All the talk about regulations/taxes is mostly just that. Talk. Cheap labor is the draw. Eliminate regs and taxes and it still would probably be more profitable to use desperate foreign labor. (And our infrastructure would eventually fail and our rivers would burn again, etc.)
Not trying to be a jerk, but this issue is FAR more complex than think-tank generated "common sense" can address.
There is really three main groups of modders from my experience.
1. People doing it just for fun.
2. People that want to be in the industry.
3. People that are in the industry.
All three groups can be highly skilled and release quality mods.
2 of the highest quality Skyrim modders are just college kids.

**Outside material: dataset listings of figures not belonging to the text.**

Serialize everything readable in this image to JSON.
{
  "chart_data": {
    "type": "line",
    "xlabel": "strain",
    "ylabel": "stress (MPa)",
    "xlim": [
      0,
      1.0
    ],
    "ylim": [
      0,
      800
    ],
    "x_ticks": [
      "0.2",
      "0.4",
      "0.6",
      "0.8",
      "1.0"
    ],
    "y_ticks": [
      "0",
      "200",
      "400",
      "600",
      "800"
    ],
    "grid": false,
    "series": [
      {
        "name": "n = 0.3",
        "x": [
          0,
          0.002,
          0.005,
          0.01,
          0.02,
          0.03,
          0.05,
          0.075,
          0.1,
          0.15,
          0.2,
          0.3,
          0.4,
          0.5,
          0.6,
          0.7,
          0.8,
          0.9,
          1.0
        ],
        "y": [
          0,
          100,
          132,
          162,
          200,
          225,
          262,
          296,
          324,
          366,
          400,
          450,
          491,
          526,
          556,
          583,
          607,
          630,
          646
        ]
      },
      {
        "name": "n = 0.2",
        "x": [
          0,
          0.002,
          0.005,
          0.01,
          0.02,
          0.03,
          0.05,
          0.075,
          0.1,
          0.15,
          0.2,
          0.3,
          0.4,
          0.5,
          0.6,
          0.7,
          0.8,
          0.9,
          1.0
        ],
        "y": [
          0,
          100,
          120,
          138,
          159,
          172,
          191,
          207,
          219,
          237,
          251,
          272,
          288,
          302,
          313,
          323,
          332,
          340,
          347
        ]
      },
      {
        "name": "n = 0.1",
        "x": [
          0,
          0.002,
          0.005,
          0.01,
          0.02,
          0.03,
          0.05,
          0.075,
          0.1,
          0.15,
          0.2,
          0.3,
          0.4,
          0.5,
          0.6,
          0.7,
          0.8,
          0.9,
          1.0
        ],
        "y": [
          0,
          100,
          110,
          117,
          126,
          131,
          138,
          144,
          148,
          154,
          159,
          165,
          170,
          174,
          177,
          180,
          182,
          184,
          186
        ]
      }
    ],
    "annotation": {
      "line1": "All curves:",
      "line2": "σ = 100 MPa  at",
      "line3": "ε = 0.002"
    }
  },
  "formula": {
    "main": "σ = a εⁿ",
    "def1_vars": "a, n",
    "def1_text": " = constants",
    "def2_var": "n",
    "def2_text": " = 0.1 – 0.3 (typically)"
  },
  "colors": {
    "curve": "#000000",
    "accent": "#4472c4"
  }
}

They do excellent and novel work.
That is not going to be happening any time soon, you can automate parts of the job but not all of it, all technology will be doing in those fields in the near future is increasing efficiency. I am studying those systems, accountants and bankers do not need to fear for their jobs yet.
If you actually believe this, what would be the point of further discussion with you.
Increases in efficiency often lead to fewer jobs.
Its the new AI systems' ability to learn that's the game changer.
Any Job where large amounts of data are being analysed are at risk because machines do it better. Especially when what is done with that analysis is pretty repetitive.
And that's what accounting is, at the end of the day. So I would expect one guy with several AIs doing the work once done by ten, or some such.
The idea that machines can't "think" like we do is rapidly becoming incorrect.
It was thought until recently that no computer could win at Go. Now an AI can beat the best.